ThreadPinning.mpi_pinthreadsFunction
mpi_pinthreads(symbol; compact, kwargs...)

Pin the Julia threads of MPI ranks in a round-robin fashion to specific domains (e.g. sockets). Supported domains (symbol) are :sockets, :numa, and :cores.

When calling this function on all MPI ranks, the Julia threads of the latter will be distributed in a round-robin fashion among the specified domains and will be pinned to non-overlapping ranges of CPU-threads within the domains.

A multi-node setup, where MPI ranks are hosted on different nodes, is supported.

If compact=false (default), physical cores are occupied before hyperthreads.
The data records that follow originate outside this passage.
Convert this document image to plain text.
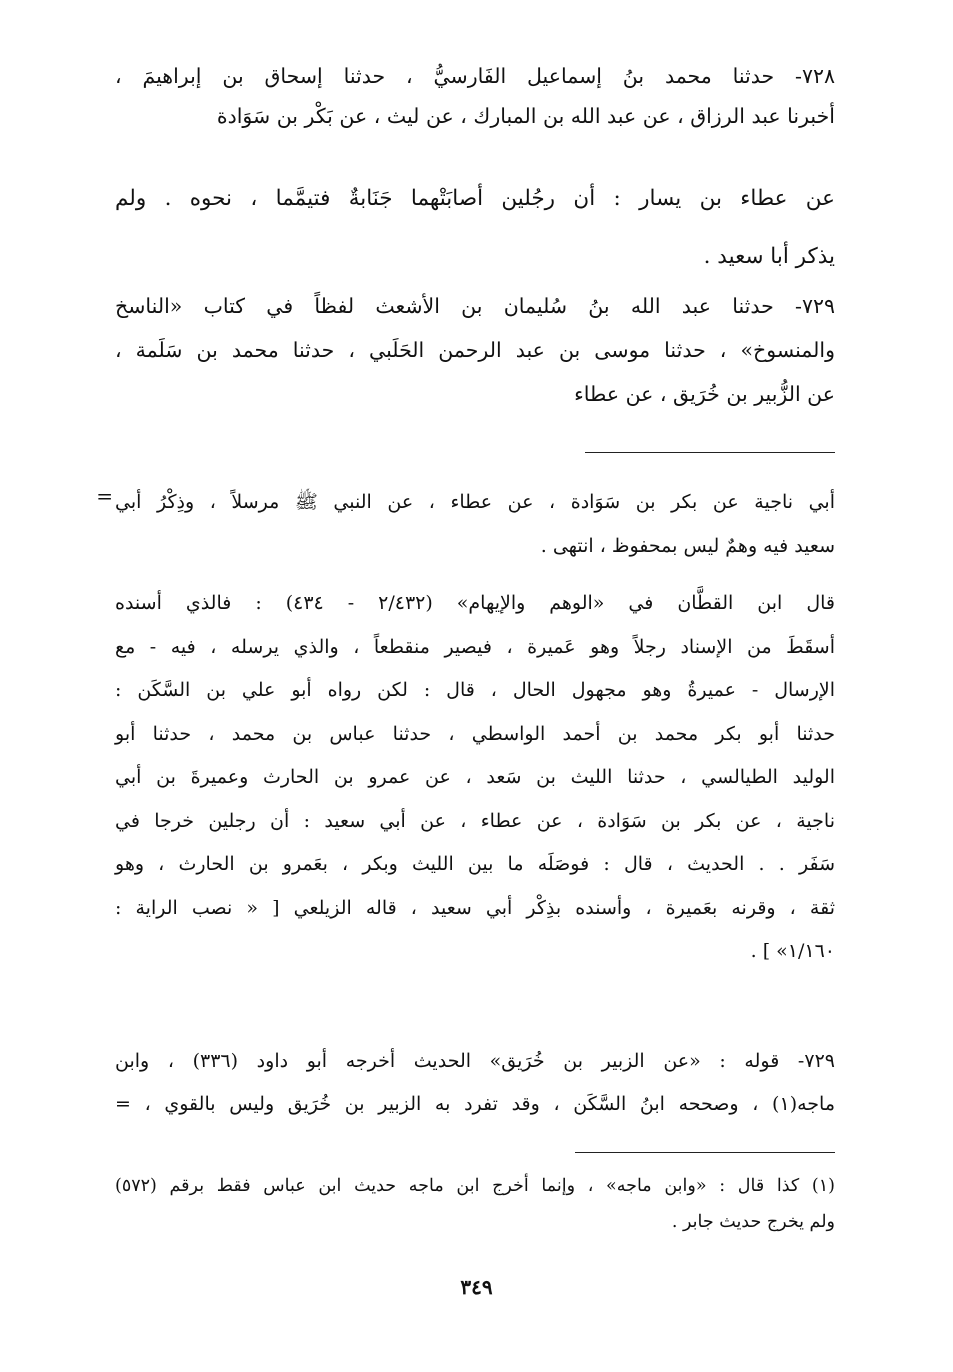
٧٢٨- حدثنا محمد بنُ إسماعيل الفَارسيُّ ، حدثنا إسحاق بن إبراهيمَ ،
أخبرنا عبد الرزاق ، عن عبد الله بن المبارك ، عن ليث ، عن بَكْر بن سَوَادة
عن عطاء بن يسار : أن رجُلين أصابَتْهما جَنَابةٌ فتيمَّما ، نحوه . ولم
يذكر أبا سعيد .
٧٢٩- حدثنا عبد الله بنُ سُليمان بن الأشعث لفظاً في كتاب «الناسخ
والمنسوخ» ، حدثنا موسى بن عبد الرحمن الحَلَبي ، حدثنا محمد بن سَلَمة ،
عن الزُّبير بن خُرَيق ، عن عطاء
= أبي ناجية عن بكر بن سَوَادة ، عن عطاء ، عن النبي ﷺ مرسلاً ، وذِكْرُ أبي
سعيد فيه وهمٌ ليس بمحفوظ ، انتهى .
قال ابن القطَّان في «الوهم والإيهام» (٢/٤٣٢ - ٤٣٤) : فالذي أسنده
أسقَطَ من الإسناد رجلاً وهو عَميرة ، فيصير منقطعاً ، والذي يرسله ، فيه - مع
الإرسال - عميرةُ وهو مجهول الحال ، قال : لكن رواه أبو علي بن السَّكَن :
حدثنا أبو بكر محمد بن أحمد الواسطي ، حدثنا عباس بن محمد ، حدثنا أبو
الوليد الطيالسي ، حدثنا الليث بن سَعد ، عن عمرو بن الحارث وعميرةَ بن أبي
ناجية ، عن بكر بن سَوَادة ، عن عطاء ، عن أبي سعيد : أن رجلين خرجا في
سَفَر . . الحديث ، قال : فوصَلَه ما بين الليث وبكر ، بعَمرو بن الحارث ، وهو
ثقة ، وقرنه بعَميرة ، وأسنده بذِكْر أبي سعيد ، قاله الزيلعي [ « نصب الراية :
١/١٦٠» ] .
٧٢٩- قوله : «عن الزبير بن خُرَيق» الحديث أخرجه أبو داود (٣٣٦) ، وابن
ماجه(١) ، وصححه ابنُ السَّكَن ، وقد تفرد به الزبير بن خُرَيق وليس بالقوي ، =
(١) كذا قال : «وابن ماجه» ، وإنما أخرج ابن ماجه حديث ابن عباس فقط برقم (٥٧٢)
ولم يخرج حديث جابر .
٣٤٩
Otherwise, CPU-cores - with potentially multiple CPU-threads - are filled up one after another (compact pinning).

Example:

using ThreadPinning
using MPI
MPI.Init()
mpi_pinthreads(:sockets)
source

Pinning - Distributed.jl

ThreadPinning.distributed_pinthreadsFunction
distributed_pinthreads(symbol;
    include_master = false,
    compact = false,
    nthreads_per_proc = Threads.nthreads(),
    kwargs...)

Pin the Julia threads of Julia workers in a round-robin fashion to specific domains (e.g. sockets). Supported domains (symbol) are :sockets, :numa, and :cores.

When calling this function, the Julia threads of all Julia workers will be distributed in a round-robin fashion among the specified domains and will be pinned to non-overlapping ranges of CPU-threads within the domains.

A multi-node setup, where Julia workers are hosted on different nodes, is supported.

If include_master=true, the master process (Distributed.myid() == 1) will be pinned as well.

If compact=false (default), physical cores are occupied before hyperthreads. Otherwise, CPU-cores - with potentially multiple CPU-threads - are filled up one after another (compact pinning).

Example:

using Distributed
addprocs(3)
@everywhere using ThreadPinning
distributed_pinthreads(:sockets)
source

Pinning - LIKWID

Besides pinthreads, we offer pinthreads_likwidpin which, ideally, should handle all inputs that are supported by the -c option of likwid-pin (e.g. S0:1-3@S1:2,4,5 or E:N:4:2:4). If you encounter an input that doesn't work as expected, please file an issue.

ThreadPinning.pinthreads_likwidpinFunction
pinthreads_likwidpin(str::AbstractString; onebased = false)

Pins Julia threads to CPU-threads based on the given likwid-pin compatible string. Checkout the LIKWID documentation for more information.

If the keyword argument onebased is set to true, logical indices as well as domain indices start at one instead of zero (likwid-pin default). Note, though, that this doesn't affect the explicit pinning mode where "physical" CPU IDs always start at zero.

Examples

  • pinthreads_likwidpin("S0:0-3")
  • pinthreads_likwidpin("M1:0,2,4")
  • pinthreads_likwidpin("S:scatter")
  • pinthreads_likwidpin("E:N:4:1:2")
source